Rum waved the bagged suit in anger. "The hell it is! Look at this thing! All these crinkles weren't in it before. What about this rip here? What about the dirt? You have any idea how much this cost me."

"Bbut we didn't do anything. You won't even show it to me."

Rum swung the suit straight to the clerk's face then pulled it back as fast. "There, see the damage?"

"I couldn't see."

"Like I need your opinion."

With child in arms the red haired woman approached the clerk aggressively. "Look, I'm in a hurry here. Can I just get my clothes and go? I need it for a party in two hours." She snapped back to her eldest who whizzed about making rattata sounds for an epic plane battle. "Sit down!"

Rum turned to her. "That's right, shut your eyes and let them rip you off. How many times have they tried this on you? Bet you always let them away with it. Of course that's what you did. You've no other choice. There's not another cleaners for miles."

She looked straight over the man to the clerk. "Please, I need to go now. My friend will be here any minuet to pick me up."

From a backroom behind the counter a rather plump woman wearing a grey dress suit walked out to address the situation. Before speaking she finished tying her long black hair into a ball.
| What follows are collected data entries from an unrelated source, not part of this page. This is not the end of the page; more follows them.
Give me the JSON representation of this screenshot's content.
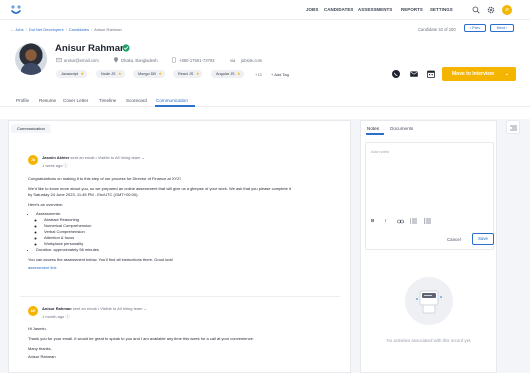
{
  "nav": {
    "links": [
      "JOBS",
      "CANDIDATES",
      "ASSESSMENTS",
      "REPORTS",
      "SETTINGS"
    ],
    "user_initials": "JT"
  },
  "breadcrumb": {
    "back": "Jobs",
    "job": "Dot Net Developers",
    "section": "Candidates",
    "current": "Anisur Rahman"
  },
  "pager": {
    "count_text": "Candidate 32 of 100",
    "prev_label": "Prev",
    "next_label": "Next"
  },
  "candidate": {
    "name": "Anisur Rahman",
    "email": "anisur@email.com",
    "location": "Dhaka, Bangladesh",
    "phone": "+880-17561-73793",
    "via": "via",
    "source": "jobsite.com",
    "tags": [
      "Javascript",
      "Node JS",
      "Mongo DB",
      "React JS",
      "Angular JS"
    ],
    "more_tags": "+13",
    "add_tag_label": "Add Tag"
  },
  "actions": {
    "move_label": "Move to Interview"
  },
  "tabs": [
    "Profile",
    "Resume",
    "Cover Letter",
    "Timeline",
    "Scorecard",
    "Communication"
  ],
  "communication": {
    "title": "Communication",
    "messages": [
      {
        "initials": "JA",
        "from": "Jasmin Akhter",
        "meta": "sent an email • Visible to",
        "audience": "All hiring team",
        "time": "1 week ago",
        "lines": [
          "Congratulations on making it to this step of our process for Director of Finance at XYZ!",
          "We'd like to know more about you, so we prepared an online assessment that will give us a glimpse of your work. We ask that you please complete it",
          "by Saturday 24 June 2023, 11:45 PM - Etc/UTC (GMT+00:00).",
          "Here's an overview:"
        ],
        "bullets": [
          "Assessments:",
          "Abstract Reasoning",
          "Numerical Comprehension",
          "Verbal Comprehension",
          "Attention & focus",
          "Workplace personality",
          "Duration: approximately 56 minutes"
        ],
        "closing": "You can access the assessment below. You'll find all instructions there. Good luck!",
        "link_text": "assessment link"
      },
      {
        "initials": "AR",
        "from": "Anisur Rahman",
        "meta": "sent an email • Visible to",
        "audience": "All hiring team",
        "time": "1 month ago",
        "lines": [
          "Hi Jasmin,",
          "Thank you for your email. It would be great to speak to you and I am available any time this week for a call at your convenience.",
          "Many thanks,",
          "Anisur Rahman"
        ]
      }
    ]
  },
  "notes": {
    "tabs": [
      "Notes",
      "Documents"
    ],
    "placeholder": "Add notes",
    "toolbar": [
      "B",
      "I",
      "link",
      "ol",
      "ul"
    ],
    "cancel_label": "Cancel",
    "save_label": "Save",
    "empty_text": "No activities associated with this record yet."
  },
  "colors": {
    "accent": "#2c6ecb",
    "primary_button": "#f5b400"
  }
}
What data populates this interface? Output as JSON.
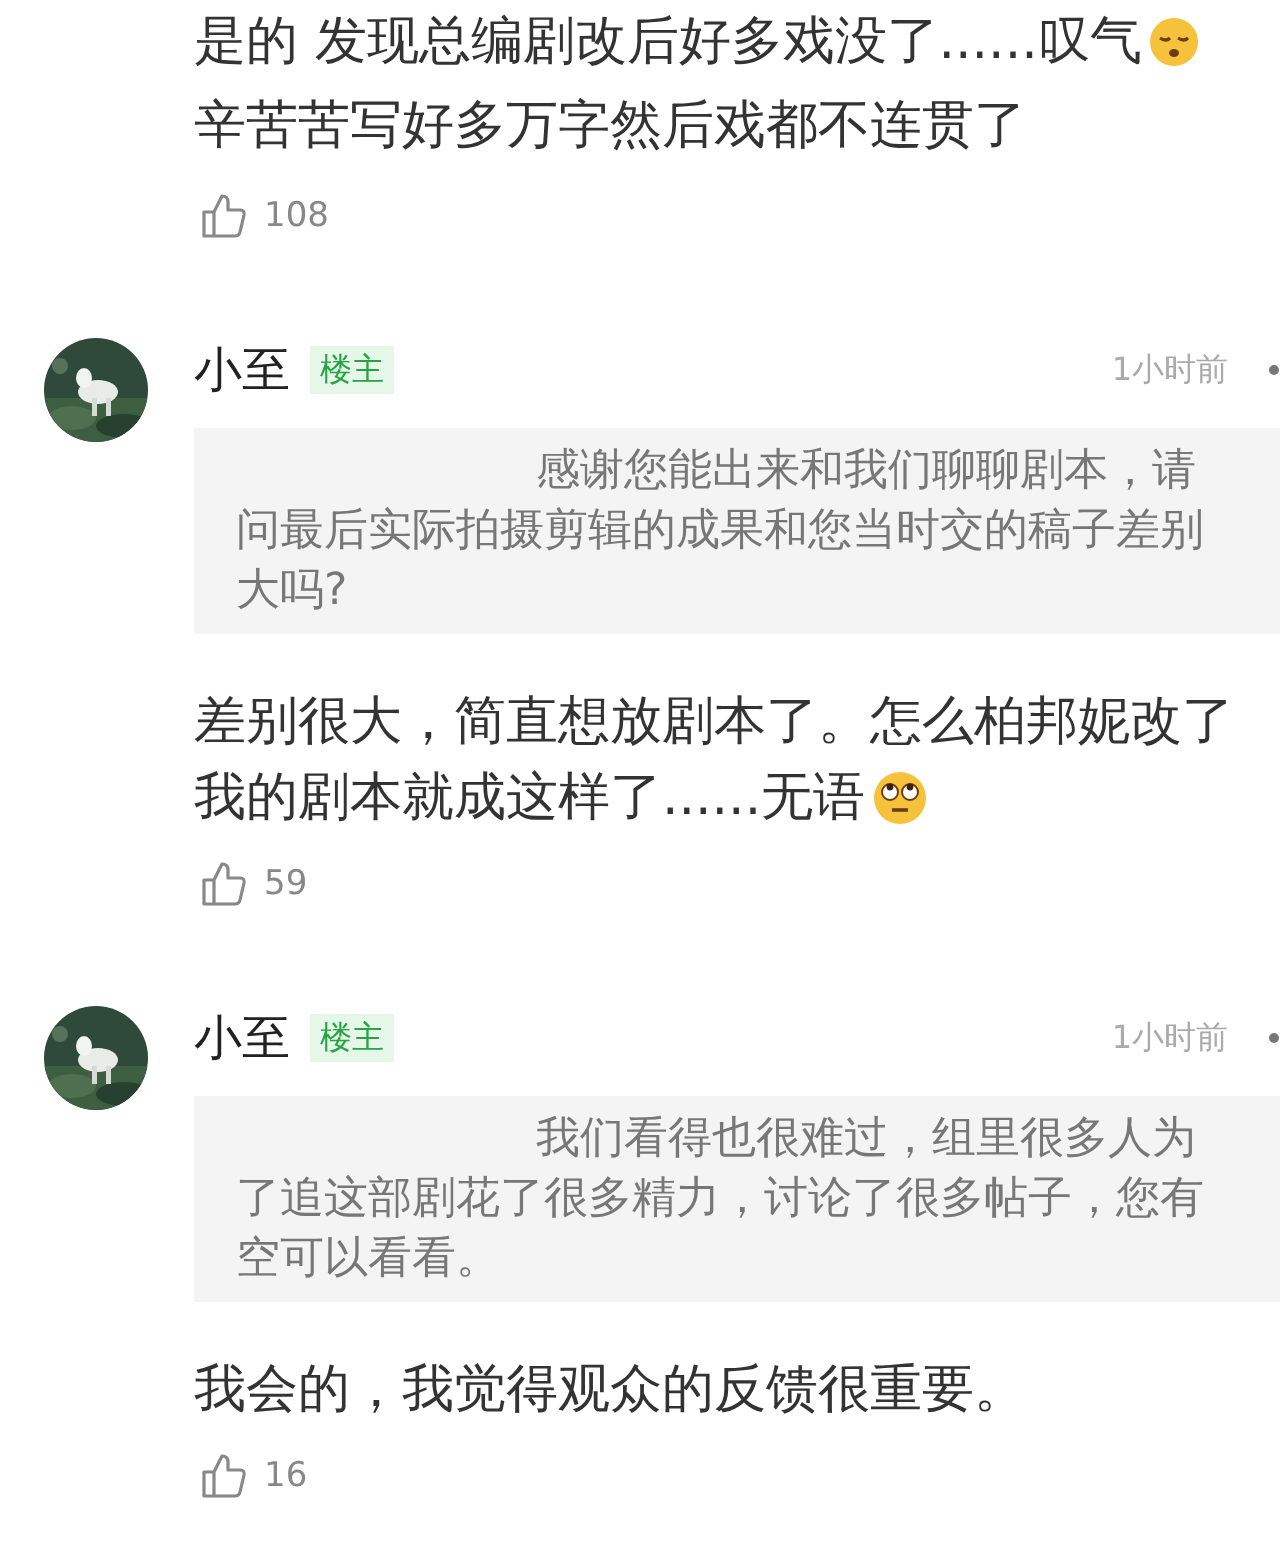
{
  "comments": [
    {
      "body": [
        {
          "text": "是的 发现总编剧改后好多戏没了......叹气",
          "kind": "sigh"
        },
        {
          "text": "辛苦苦写好多万字然后戏都不连贯了",
          "kind": "plain"
        }
      ],
      "likes": "108"
    },
    {
      "author": "小至",
      "badge": "楼主",
      "time": "1小时前",
      "quote": [
        "感谢您能出来和我们聊聊剧本，请",
        "问最后实际拍摄剪辑的成果和您当时交的稿子差别",
        "大吗?"
      ],
      "body": [
        {
          "text": "差别很大，简直想放剧本了。怎么柏邦妮改了",
          "kind": "plain"
        },
        {
          "text": "我的剧本就成这样了......无语",
          "kind": "rolleyes"
        }
      ],
      "likes": "59"
    },
    {
      "author": "小至",
      "badge": "楼主",
      "time": "1小时前",
      "quote": [
        "我们看得也很难过，组里很多人为",
        "了追这部剧花了很多精力，讨论了很多帖子，您有",
        "空可以看看。"
      ],
      "body": [
        {
          "text": "我会的，我觉得观众的反馈很重要。",
          "kind": "plain"
        }
      ],
      "likes": "16"
    }
  ]
}
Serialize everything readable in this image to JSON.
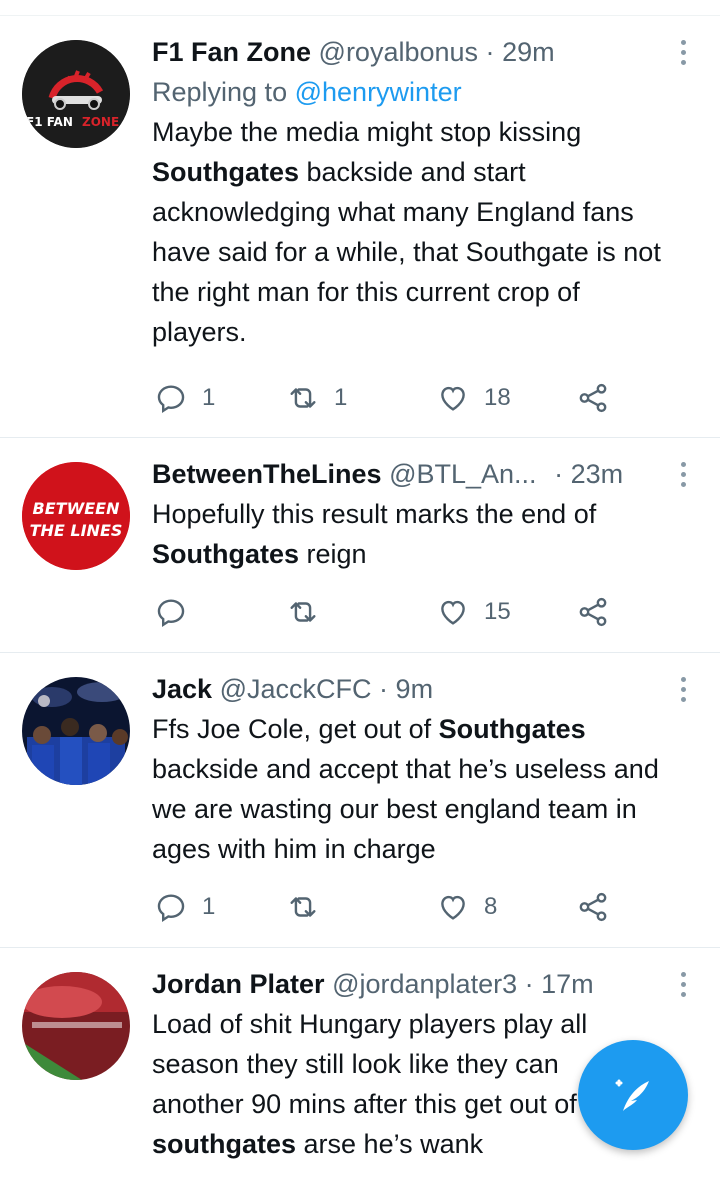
{
  "tweets": [
    {
      "name": "F1 Fan Zone",
      "handle": "@royalbonus",
      "sep": "·",
      "time": "29m",
      "replying_prefix": "Replying to",
      "replying_to": "@henrywinter",
      "text_parts": [
        "Maybe the media might stop kissing ",
        "Southgates",
        " backside and start acknowledging what many England fans have said for a while, that Southgate is not the right man for this current crop of players."
      ],
      "avatar_text": [
        "F1 FAN",
        "ZONE"
      ],
      "replies": "1",
      "retweets": "1",
      "likes": "18"
    },
    {
      "name": "BetweenTheLines",
      "handle": "@BTL_An...",
      "sep": "·",
      "time": "23m",
      "text_parts": [
        "Hopefully this result marks the end of ",
        "Southgates",
        " reign"
      ],
      "avatar_text": [
        "BETWEEN",
        "THE LINES"
      ],
      "replies": "",
      "retweets": "",
      "likes": "15"
    },
    {
      "name": "Jack",
      "handle": "@JacckCFC",
      "sep": "·",
      "time": "9m",
      "text_parts": [
        "Ffs Joe Cole, get out of ",
        "Southgates",
        " backside and accept that he’s useless and we are wasting our best england team in ages with him in charge"
      ],
      "replies": "1",
      "retweets": "",
      "likes": "8"
    },
    {
      "name": "Jordan Plater",
      "handle": "@jordanplater3",
      "sep": "·",
      "time": "17m",
      "text_parts": [
        "Load of shit Hungary players play all season they still look like they ca",
        "",
        "n another 90 mins after this get ou",
        "t of ",
        "southgates",
        " arse he’s wank"
      ],
      "replies": "",
      "retweets": "",
      "likes": ""
    }
  ],
  "colors": {
    "accent": "#1d9bf0",
    "muted": "#536471",
    "text": "#0f1419",
    "divider": "#e6ecf0"
  },
  "icons": {
    "reply": "reply-icon",
    "retweet": "retweet-icon",
    "like": "heart-icon",
    "share": "share-icon",
    "more": "more-vertical-icon",
    "compose": "compose-tweet-icon"
  }
}
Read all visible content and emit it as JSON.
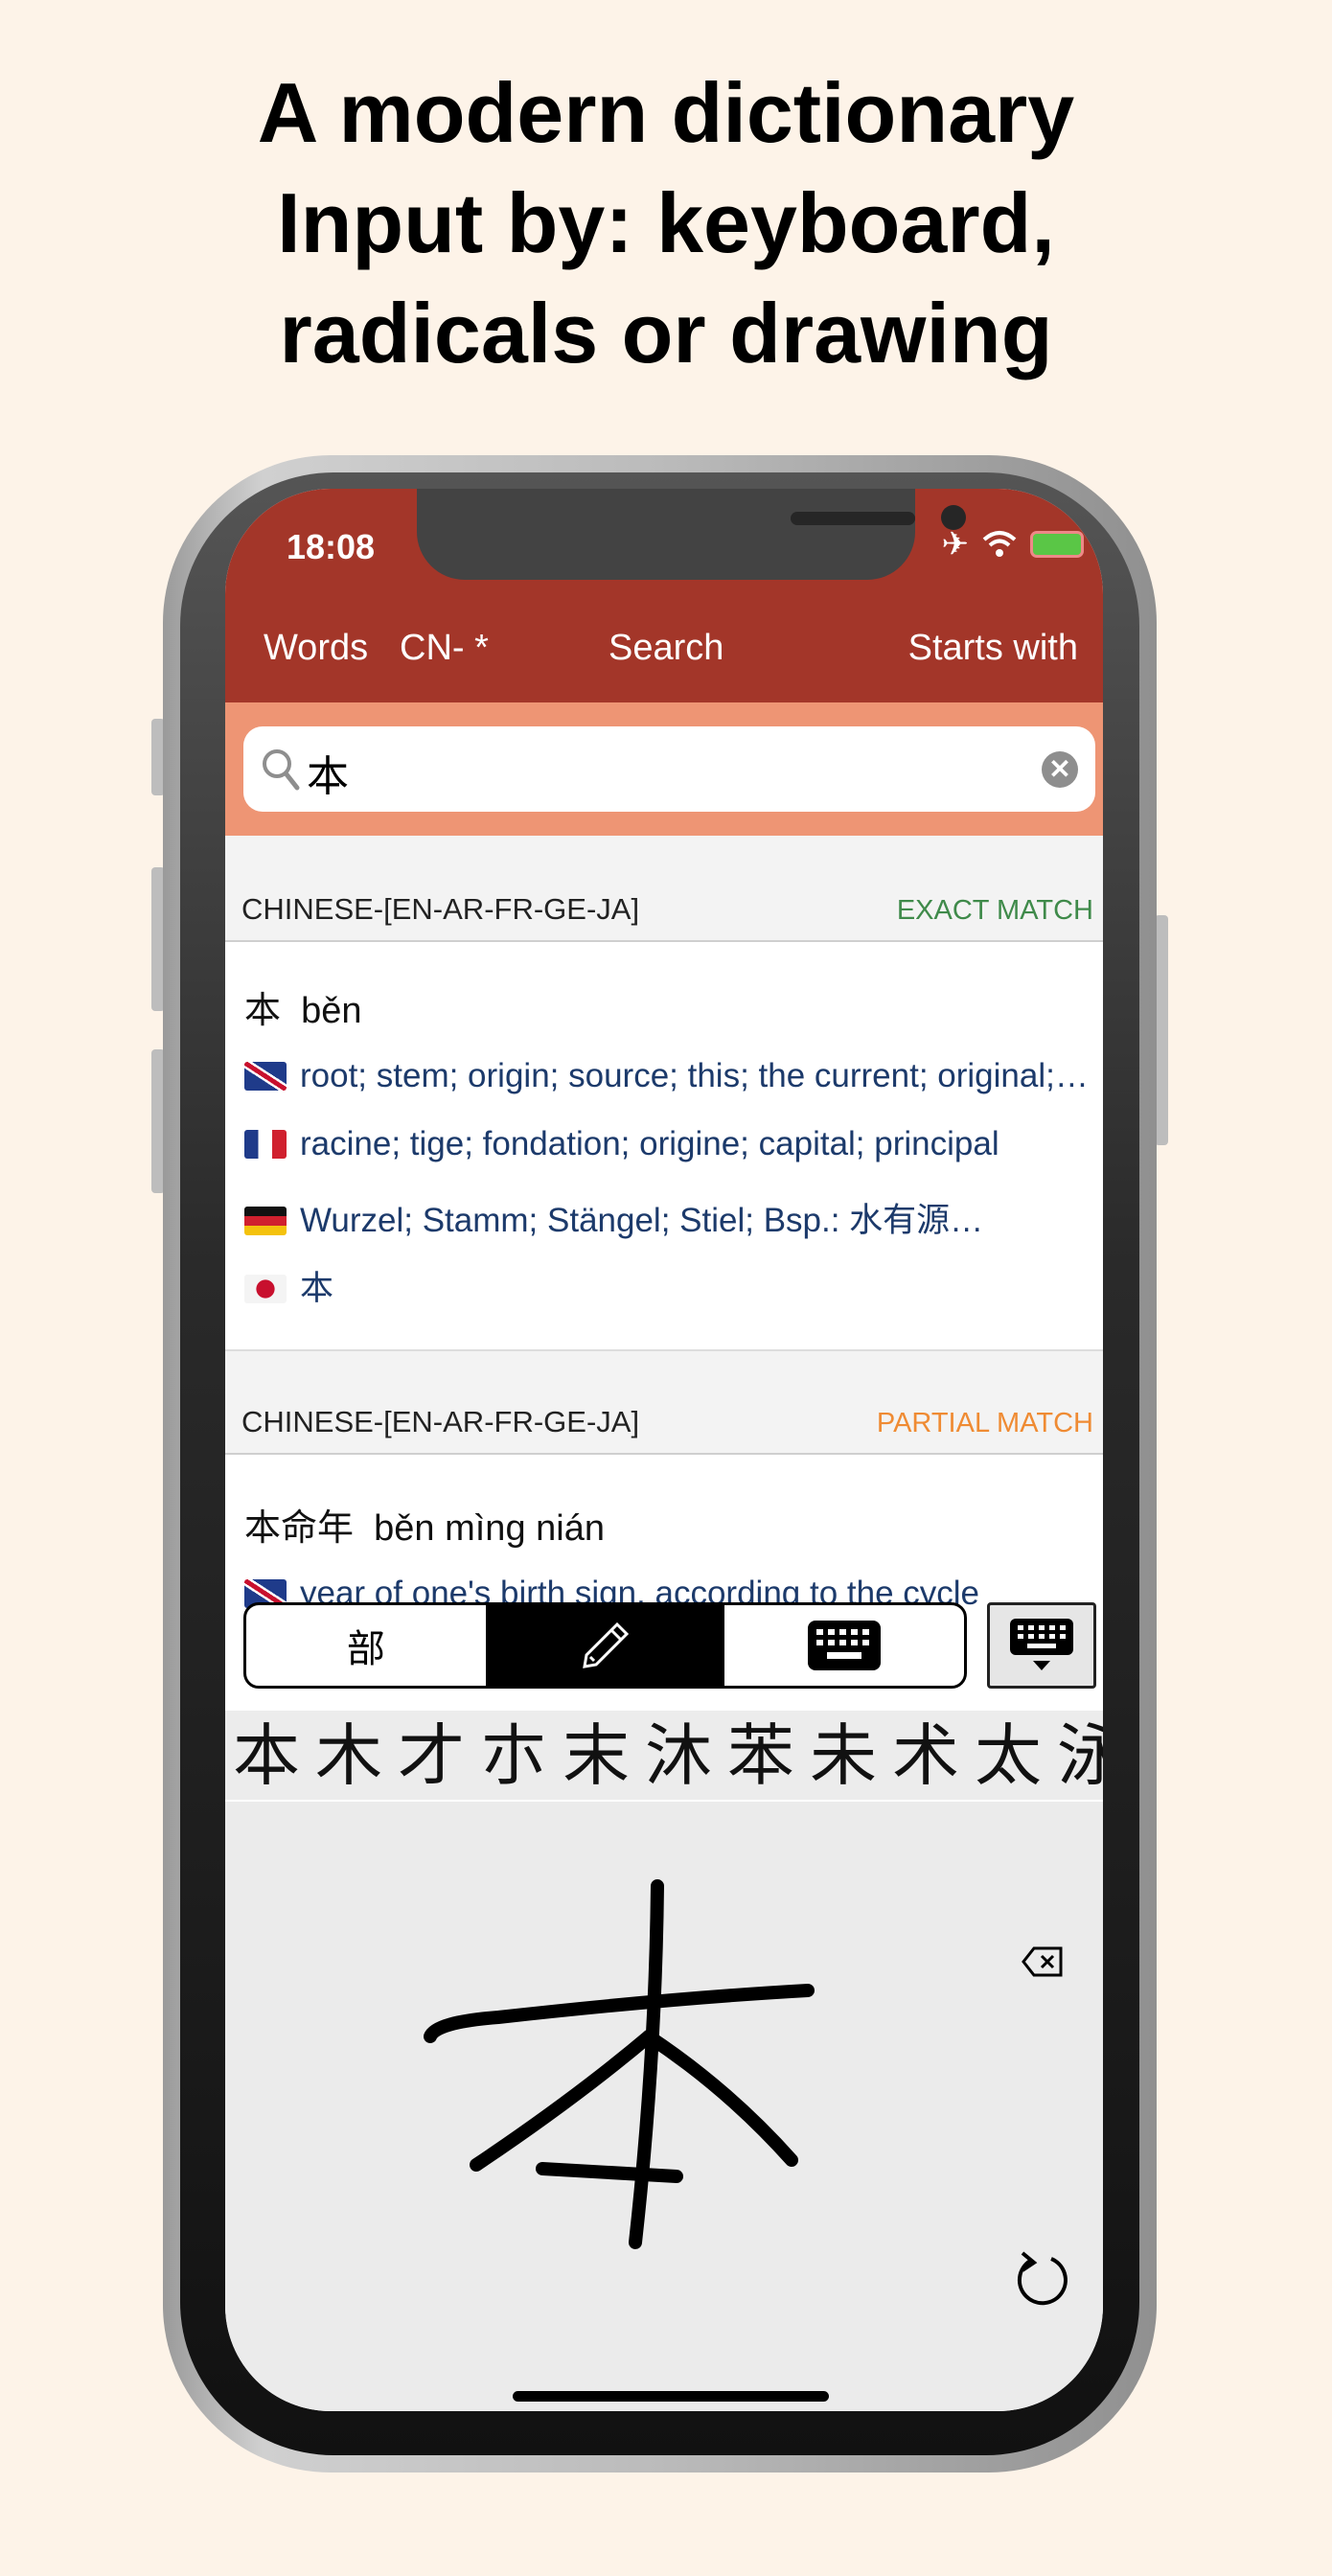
{
  "headline": [
    "A modern dictionary",
    "Input by: keyboard,",
    "radicals or drawing"
  ],
  "status": {
    "time": "18:08"
  },
  "nav": {
    "words": "Words",
    "lang": "CN- *",
    "title": "Search",
    "mode": "Starts with"
  },
  "search": {
    "value": "本"
  },
  "colors": {
    "nav": "#a33629",
    "search_band": "#ee9574",
    "exact": "#3f8a4a",
    "partial": "#ef8b33",
    "definition": "#1c3a6b"
  },
  "sections": [
    {
      "dict": "CHINESE-[EN-AR-FR-GE-JA]",
      "match": "EXACT MATCH",
      "entry": {
        "hanzi": "本",
        "pinyin": "běn",
        "defs": [
          {
            "flag": "uk",
            "text": "root; stem; origin; source; this; the current; original; inherent"
          },
          {
            "flag": "fr",
            "text": "racine; tige; fondation; origine; capital; principal"
          },
          {
            "flag": "de",
            "text": "Wurzel; Stamm; Stängel; Stiel; Bsp.: 水有源…"
          },
          {
            "flag": "jp",
            "text": "本"
          }
        ]
      }
    },
    {
      "dict": "CHINESE-[EN-AR-FR-GE-JA]",
      "match": "PARTIAL MATCH",
      "entry": {
        "hanzi": "本命年",
        "pinyin": "běn mìng nián",
        "defs": [
          {
            "flag": "uk",
            "text": "year of one's birth sign, according to the cycle"
          }
        ]
      }
    }
  ],
  "input": {
    "modes": [
      {
        "label": "部",
        "icon": "radical"
      },
      {
        "icon": "pencil-icon",
        "selected": true
      },
      {
        "icon": "keyboard-icon"
      }
    ],
    "candidates": [
      "本",
      "木",
      "才",
      "朩",
      "末",
      "沐",
      "苯",
      "未",
      "术",
      "太",
      "泳"
    ]
  }
}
From previous encounters Rum recognised her immediately as the store manager.

"Is there a problem here, Leon?" the manager asked the clerk.

"It's this man again," the clerk replied.

"So I see. Has another suit been damaged on you? This is the third time isn't it?"

"Fourth."

"Leon, help the lady. I'll deal with this gentleman ... again."

"Help me by offering a refund."

"For the suit in your hands? May I see it?"

"No."

"I can't help if you won't let me look at it, sir."

"There's nothing wrong with it," Leon could be heard mumbling as he attended to the red haired lady.